La protección de la libertad
Por Jesús Moya Casado
“La policía de todos los países tiene armas, bombas lacrimógenas, incluso carros blindados…” - ha dicho el ministro Marlaska.
Y añadió: “De todo eso ya hay en España”.
Sí. España es un país donde va habiendo de todo. Va habiendo hasta libertad. Una libertad protegida para que nadie la atropelle. Protegida por todos los medios. Con armas casi cómicas como las bombas lacrimógenas, que hacen llorar sin causar grave daño. Y con armas trágicas, como las pistolas, que causan grave daño y hacen llorar también.

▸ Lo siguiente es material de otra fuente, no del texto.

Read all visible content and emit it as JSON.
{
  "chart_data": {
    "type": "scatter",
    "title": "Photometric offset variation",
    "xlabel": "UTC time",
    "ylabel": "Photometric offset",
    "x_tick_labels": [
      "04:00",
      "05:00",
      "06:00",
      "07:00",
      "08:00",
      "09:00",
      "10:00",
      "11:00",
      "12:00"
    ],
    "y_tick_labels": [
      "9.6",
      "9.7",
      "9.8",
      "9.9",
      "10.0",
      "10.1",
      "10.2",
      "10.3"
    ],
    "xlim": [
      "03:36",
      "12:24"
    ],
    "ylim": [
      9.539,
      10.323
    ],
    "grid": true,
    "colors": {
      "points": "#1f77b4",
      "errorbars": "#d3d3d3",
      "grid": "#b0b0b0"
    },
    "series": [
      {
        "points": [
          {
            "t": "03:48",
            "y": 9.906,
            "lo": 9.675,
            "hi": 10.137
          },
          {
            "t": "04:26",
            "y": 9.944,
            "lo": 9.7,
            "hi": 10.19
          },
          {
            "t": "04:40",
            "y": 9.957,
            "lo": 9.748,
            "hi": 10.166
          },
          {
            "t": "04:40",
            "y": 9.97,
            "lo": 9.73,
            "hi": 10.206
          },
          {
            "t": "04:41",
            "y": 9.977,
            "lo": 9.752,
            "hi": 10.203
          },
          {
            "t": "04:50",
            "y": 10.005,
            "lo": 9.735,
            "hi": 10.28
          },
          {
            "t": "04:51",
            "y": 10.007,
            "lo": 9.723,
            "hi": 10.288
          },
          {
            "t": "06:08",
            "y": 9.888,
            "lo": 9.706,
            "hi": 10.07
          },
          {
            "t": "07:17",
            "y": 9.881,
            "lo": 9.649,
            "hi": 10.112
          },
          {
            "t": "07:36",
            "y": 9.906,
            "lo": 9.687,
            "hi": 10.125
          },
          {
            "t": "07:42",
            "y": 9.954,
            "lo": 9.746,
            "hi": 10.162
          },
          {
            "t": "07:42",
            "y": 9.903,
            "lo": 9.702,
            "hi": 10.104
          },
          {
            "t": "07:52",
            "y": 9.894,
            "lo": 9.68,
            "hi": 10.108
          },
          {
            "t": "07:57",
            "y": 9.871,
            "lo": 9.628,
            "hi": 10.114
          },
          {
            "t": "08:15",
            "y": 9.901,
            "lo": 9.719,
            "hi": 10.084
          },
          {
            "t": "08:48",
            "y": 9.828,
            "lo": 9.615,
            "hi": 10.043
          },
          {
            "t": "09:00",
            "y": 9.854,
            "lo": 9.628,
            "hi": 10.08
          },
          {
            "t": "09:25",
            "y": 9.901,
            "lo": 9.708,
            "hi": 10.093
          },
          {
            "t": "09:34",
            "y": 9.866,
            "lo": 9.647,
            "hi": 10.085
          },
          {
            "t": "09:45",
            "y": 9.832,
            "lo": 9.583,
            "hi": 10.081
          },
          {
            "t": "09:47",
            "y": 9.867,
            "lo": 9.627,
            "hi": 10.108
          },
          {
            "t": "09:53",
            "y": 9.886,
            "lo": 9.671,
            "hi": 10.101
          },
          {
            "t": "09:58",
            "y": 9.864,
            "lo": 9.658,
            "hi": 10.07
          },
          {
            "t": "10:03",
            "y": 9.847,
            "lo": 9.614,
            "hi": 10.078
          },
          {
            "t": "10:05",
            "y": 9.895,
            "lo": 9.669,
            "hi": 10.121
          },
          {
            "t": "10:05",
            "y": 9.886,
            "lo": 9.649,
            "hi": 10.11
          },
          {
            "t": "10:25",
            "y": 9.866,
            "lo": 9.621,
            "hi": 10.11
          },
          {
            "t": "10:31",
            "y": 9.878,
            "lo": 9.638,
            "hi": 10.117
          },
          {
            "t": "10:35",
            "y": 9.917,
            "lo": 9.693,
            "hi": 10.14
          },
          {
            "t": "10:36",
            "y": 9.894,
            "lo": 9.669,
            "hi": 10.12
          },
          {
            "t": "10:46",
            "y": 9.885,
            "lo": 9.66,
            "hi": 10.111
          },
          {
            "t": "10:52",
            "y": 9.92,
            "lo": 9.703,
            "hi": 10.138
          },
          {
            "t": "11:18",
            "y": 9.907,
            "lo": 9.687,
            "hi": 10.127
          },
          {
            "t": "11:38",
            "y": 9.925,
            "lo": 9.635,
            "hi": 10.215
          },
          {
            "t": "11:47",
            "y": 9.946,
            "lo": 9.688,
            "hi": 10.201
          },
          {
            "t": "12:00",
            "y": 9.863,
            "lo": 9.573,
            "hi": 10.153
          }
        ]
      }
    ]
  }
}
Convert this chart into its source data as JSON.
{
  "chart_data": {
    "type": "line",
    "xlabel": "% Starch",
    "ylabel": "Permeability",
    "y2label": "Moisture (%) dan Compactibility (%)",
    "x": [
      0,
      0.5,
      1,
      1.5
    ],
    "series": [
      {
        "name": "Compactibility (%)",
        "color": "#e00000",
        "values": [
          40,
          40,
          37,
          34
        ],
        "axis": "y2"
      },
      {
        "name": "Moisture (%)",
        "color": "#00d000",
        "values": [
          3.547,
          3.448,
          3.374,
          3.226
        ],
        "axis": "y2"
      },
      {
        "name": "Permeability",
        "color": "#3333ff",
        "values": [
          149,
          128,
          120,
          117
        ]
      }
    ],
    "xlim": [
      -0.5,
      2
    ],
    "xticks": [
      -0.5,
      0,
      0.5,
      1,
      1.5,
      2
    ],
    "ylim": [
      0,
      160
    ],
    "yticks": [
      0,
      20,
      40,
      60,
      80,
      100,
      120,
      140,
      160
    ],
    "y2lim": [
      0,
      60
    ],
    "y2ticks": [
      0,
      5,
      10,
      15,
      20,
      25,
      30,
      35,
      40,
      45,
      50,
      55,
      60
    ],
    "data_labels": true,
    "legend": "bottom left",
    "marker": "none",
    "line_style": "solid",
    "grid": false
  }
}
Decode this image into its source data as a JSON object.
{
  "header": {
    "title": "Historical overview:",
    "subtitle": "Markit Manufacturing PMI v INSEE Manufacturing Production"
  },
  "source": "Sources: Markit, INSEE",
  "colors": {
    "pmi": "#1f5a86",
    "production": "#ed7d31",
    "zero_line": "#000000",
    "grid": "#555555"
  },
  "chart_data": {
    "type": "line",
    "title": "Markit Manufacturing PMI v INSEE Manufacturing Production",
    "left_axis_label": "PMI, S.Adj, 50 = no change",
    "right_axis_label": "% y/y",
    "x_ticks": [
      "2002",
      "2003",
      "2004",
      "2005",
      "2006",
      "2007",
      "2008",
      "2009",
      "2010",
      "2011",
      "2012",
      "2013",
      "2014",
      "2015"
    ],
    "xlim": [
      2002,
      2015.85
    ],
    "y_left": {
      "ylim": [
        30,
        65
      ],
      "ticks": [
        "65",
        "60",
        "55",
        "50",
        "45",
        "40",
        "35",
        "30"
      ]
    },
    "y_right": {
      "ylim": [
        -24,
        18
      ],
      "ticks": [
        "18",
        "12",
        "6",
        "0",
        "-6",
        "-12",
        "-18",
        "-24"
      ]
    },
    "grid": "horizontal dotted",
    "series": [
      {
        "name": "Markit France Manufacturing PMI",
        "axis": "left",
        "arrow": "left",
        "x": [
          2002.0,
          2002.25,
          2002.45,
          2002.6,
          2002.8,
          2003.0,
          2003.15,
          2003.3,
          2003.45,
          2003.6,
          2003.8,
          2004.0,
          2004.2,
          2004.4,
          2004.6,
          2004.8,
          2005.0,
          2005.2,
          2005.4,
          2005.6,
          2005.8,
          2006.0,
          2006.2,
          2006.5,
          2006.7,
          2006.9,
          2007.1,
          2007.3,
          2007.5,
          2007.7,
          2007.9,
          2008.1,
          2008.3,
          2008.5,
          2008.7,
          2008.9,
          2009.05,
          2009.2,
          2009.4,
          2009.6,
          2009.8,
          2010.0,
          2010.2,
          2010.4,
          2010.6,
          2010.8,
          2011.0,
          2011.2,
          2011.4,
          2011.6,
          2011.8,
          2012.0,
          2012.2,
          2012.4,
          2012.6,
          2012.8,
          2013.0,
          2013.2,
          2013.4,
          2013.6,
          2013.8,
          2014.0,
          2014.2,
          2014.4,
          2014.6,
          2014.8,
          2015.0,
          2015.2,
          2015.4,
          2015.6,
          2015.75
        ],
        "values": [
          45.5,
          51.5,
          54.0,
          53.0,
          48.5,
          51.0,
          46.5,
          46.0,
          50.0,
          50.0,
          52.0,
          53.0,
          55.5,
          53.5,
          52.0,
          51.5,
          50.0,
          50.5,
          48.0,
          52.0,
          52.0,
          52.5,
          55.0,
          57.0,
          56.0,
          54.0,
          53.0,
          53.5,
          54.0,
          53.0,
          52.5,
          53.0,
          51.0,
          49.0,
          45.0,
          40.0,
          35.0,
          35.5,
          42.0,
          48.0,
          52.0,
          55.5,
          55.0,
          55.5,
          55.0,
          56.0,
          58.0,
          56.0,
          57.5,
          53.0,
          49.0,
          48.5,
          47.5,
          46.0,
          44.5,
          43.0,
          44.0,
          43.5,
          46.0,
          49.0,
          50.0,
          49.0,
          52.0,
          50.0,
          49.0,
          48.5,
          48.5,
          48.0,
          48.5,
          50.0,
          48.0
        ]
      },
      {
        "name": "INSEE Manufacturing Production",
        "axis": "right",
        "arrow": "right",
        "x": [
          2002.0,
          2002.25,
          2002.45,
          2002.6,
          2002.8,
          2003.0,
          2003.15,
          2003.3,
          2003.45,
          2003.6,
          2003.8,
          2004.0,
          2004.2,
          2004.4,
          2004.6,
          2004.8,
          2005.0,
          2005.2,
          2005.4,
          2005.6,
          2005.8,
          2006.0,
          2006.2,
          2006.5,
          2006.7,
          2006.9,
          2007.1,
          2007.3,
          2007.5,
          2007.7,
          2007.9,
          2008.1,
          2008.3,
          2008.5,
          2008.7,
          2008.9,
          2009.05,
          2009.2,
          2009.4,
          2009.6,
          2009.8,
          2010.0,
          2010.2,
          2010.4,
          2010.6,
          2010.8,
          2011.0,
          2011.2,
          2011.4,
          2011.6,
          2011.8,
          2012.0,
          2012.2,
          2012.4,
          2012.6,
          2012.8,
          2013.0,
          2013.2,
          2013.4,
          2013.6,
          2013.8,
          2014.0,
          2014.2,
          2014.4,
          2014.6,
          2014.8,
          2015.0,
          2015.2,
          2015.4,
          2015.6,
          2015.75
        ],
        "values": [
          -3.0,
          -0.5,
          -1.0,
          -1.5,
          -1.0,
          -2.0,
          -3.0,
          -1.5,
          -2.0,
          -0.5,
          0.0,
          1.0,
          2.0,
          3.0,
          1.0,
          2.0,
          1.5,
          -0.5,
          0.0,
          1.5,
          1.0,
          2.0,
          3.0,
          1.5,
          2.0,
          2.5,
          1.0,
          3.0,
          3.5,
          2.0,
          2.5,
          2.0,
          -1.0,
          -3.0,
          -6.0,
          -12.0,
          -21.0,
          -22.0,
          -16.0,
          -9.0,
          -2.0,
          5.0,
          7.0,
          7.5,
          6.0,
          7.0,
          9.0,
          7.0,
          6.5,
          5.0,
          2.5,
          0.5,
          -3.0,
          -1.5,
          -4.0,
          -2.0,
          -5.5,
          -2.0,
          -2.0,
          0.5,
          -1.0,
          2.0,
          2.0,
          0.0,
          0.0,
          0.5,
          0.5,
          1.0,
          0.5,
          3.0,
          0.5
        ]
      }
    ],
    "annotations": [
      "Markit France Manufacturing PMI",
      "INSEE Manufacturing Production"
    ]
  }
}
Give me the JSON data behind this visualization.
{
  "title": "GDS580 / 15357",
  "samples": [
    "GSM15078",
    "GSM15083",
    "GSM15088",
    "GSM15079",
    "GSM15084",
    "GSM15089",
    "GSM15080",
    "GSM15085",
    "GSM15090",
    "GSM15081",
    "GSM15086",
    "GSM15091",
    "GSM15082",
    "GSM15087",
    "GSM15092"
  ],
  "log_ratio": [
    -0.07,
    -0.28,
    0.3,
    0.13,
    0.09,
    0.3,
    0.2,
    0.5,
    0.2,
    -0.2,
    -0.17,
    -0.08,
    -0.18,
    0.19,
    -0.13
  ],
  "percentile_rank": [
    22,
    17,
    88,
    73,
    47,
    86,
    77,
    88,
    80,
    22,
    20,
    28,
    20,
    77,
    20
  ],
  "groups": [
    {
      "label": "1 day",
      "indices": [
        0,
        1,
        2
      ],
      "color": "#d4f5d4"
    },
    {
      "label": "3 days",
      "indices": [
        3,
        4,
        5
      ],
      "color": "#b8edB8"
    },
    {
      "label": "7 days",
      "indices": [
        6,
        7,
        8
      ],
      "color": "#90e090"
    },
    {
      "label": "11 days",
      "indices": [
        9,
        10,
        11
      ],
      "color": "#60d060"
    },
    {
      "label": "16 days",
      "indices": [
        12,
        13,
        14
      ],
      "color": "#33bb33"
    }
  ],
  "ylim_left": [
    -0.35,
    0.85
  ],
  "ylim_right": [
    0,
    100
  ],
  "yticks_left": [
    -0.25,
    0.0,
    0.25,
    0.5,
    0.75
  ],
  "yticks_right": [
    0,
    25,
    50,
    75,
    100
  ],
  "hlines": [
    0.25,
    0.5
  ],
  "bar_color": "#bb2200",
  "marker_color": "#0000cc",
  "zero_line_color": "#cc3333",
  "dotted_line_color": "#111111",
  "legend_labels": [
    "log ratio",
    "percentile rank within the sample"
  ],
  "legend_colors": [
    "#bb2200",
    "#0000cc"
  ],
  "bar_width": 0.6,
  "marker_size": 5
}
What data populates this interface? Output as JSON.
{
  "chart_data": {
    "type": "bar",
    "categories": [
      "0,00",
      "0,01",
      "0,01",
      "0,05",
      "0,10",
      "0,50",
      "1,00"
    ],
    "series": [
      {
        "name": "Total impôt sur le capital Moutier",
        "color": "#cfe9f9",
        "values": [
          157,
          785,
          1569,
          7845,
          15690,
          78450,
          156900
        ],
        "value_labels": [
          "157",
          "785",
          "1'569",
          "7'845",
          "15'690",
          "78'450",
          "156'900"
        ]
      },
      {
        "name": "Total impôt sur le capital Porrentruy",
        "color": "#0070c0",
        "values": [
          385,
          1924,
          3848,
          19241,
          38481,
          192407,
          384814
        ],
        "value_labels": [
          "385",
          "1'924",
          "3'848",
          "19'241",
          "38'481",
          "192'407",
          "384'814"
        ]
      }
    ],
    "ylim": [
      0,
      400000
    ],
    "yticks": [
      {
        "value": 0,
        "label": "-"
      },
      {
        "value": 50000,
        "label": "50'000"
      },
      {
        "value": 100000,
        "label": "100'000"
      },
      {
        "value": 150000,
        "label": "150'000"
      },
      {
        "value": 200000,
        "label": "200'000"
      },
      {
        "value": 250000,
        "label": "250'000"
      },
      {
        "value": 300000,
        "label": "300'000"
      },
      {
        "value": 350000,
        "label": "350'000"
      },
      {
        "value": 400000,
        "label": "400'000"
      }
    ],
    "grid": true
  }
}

No sé por qué la libertad ha de aparecer siempre rodeada de armas. Si anda suelta, armas que le presten atención. Si está atada, armas que no la dejen soltarse. El caso es que, por virtud de las armas, nunca está la libertad en libertad.
Sólo habría un medio de que la libertad se viese libre de protectores y perseguidores: que tuviese ella las armas. Que las armas fuesen suyas. Pero esto va contra la naturaleza de las cosas. Se ha observado que en cuanto la libertad se ve armada se olvida de que es libertad y no deja vivir en paz a nadie. En cuanto la libertad tiene un arma y la blande gritando “¡Viva la libertad!”, todas las libertades tienen que salir en estampida.
Por eso los dioses han determinado, según parece, que quien tenga los gases lacrimógenos y las pistolas sea la policía, porque ella sabe, mejor que nadie, administrar la libertad.
Es por esto que cuando el ministro Marlaska dice que “de todo eso ya hay en España”, los españoles podemos estar tranquilos. Es como su hubiera dicho: “De la libertad no se ocupen ustedes, que es cosa mía”.